Espace d'écriture personnel d'un auteur

D'où j'écris, et pourquoi j'accompagne aujourd'hui

Je n'ai pas toujours su que j'écrirais des livres.
Encore moins que j'accompagnerais d'autres personnes dans ce chemin-là.

J'ai longtemps écrit sans cadre.
Des textes isolés.
Des fragments.
Des pages qui tenaient par nécessité, mais pas encore par forme.

L'écriture était là, mais le livre, lui, restait une idée lointaine.


Écrire avant de savoir ce que l'on fait

J'ai écrit avant de comprendre.
Avant de structurer.
Avant de penser publication.

J'écrivais parce que quelque chose insistait.
Parce que ne pas écrire devenait plus difficile que continuer.

À ce moment-là, je n'avais pas de méthode.
Je n'avais pas de plan.
Je n'avais pas non plus l'idée claire d'un livre.

Et pourtant, c'est là que tout s'est joué.


Le moment où le texte demande autre chose

Il y a un moment précis, que beaucoup reconnaissent.

Le texte ne suffit plus à lui-même.
Il demande :

  • une forme
  • une continuité
  • une tenue dans le temps

C'est souvent un moment inconfortable.

On peut continuer à écrire indéfiniment.
Ou bien accepter que le texte change de statut.

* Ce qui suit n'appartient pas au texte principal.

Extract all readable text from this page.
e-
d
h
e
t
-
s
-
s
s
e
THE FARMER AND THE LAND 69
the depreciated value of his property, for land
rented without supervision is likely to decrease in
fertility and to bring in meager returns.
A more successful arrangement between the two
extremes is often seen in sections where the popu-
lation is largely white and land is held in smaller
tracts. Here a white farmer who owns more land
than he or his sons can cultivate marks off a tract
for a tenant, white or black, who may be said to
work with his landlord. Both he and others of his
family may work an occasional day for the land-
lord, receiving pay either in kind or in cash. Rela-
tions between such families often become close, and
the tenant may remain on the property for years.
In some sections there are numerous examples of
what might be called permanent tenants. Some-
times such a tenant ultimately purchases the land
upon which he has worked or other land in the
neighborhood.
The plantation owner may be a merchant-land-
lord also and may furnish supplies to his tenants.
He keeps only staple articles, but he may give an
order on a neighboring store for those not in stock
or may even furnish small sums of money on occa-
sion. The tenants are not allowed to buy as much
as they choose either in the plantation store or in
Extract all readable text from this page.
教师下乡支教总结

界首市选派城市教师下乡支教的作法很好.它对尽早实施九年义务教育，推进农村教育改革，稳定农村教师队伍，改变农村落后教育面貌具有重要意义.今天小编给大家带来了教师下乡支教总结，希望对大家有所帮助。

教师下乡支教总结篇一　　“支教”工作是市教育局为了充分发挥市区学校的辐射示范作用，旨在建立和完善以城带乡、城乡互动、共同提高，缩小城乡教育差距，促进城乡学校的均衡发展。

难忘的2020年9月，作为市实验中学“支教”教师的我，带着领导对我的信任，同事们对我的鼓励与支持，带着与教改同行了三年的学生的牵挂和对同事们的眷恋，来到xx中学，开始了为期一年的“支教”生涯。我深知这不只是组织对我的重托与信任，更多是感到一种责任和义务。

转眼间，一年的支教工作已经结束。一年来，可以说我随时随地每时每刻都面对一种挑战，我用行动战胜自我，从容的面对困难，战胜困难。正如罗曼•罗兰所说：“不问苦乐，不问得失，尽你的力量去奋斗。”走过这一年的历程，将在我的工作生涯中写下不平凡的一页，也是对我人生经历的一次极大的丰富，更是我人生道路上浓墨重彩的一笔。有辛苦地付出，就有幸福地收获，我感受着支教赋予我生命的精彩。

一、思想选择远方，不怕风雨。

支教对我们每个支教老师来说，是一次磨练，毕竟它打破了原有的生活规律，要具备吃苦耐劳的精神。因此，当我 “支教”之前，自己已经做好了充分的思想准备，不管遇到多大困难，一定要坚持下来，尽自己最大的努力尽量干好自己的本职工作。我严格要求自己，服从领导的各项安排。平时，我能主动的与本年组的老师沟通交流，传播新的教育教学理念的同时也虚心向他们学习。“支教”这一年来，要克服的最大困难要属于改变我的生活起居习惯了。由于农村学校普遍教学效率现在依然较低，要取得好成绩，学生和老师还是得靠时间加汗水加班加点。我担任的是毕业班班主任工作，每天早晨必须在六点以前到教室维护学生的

Passer de l'écriture au livre n'est pas une promotion.
C'est une transformation.


Apprendre à structurer sans trahir

Ce que j'ai appris — parfois difficilement — c'est que structurer n'est pas trahir.

Donner une forme à un texte ne l'appauvrit pas.
Au contraire, cela lui permet d'exister autrement que dans la dispersion.

J'ai appris à :

  • accepter des choix
  • renoncer à certains textes
  • organiser un mouvement
  • penser un livre comme un tout

Pas pour lisser.
Pas pour normaliser.
Mais pour tenir.


La publication comme seuil, pas comme récompense

Publier n'a jamais été pour moi une consécration.
C'était un seuil.

Un moment où le texte cesse de m'appartenir entièrement.
Où il devient un objet, transmissible, imparfait, mais assumé.

Que ce soit par l'auto-édition ou par d'autres voies, publier m'a appris une chose essentielle :
un livre n'est jamais prêt, il est suffisamment juste pour être laissé.


Pourquoi accompagner aujourd'hui

Si j'accompagne aujourd'hui, ce n'est pas parce que j'ai des réponses toutes faites.
C'est parce que je connais ce passage.

Le moment où :

  • on écrit déjà
  • mais on ne sait pas encore comment aller au bout
  • on sent que le texte mérite plus qu'un tiroir
  • sans pour autant vouloir entrer dans des logiques extérieures à l'écriture

J'accompagne celles et ceux qui :

  • écrivent sérieusement
  • doutent intelligemment
  • et sentent qu'un livre est possible, sans savoir encore comment le faire tenir

Une transmission sobre

Je n'enseigne pas l'écriture.
Je n'impose pas de méthode.

Je transmets des repères.
Des cadres.
Une manière de traverser les étapes sans se perdre.

De l'idée au texte.
Du texte au livre.
Du livre à l'objet.

Rien de plus.
Rien de moins.


Pour finir

Si tu écris, si tu hésites, si tu sens que quelque chose cherche à devenir un livre sans encore savoir comment, sache une chose :
ce passage est normal.

Il ne demande pas plus de talent.
Il demande du temps, de la clarté, et parfois un regard extérieur.

C'est depuis cet endroit précis que j'écris aujourd'hui.
Et c'est depuis cet endroit que j'accompagne.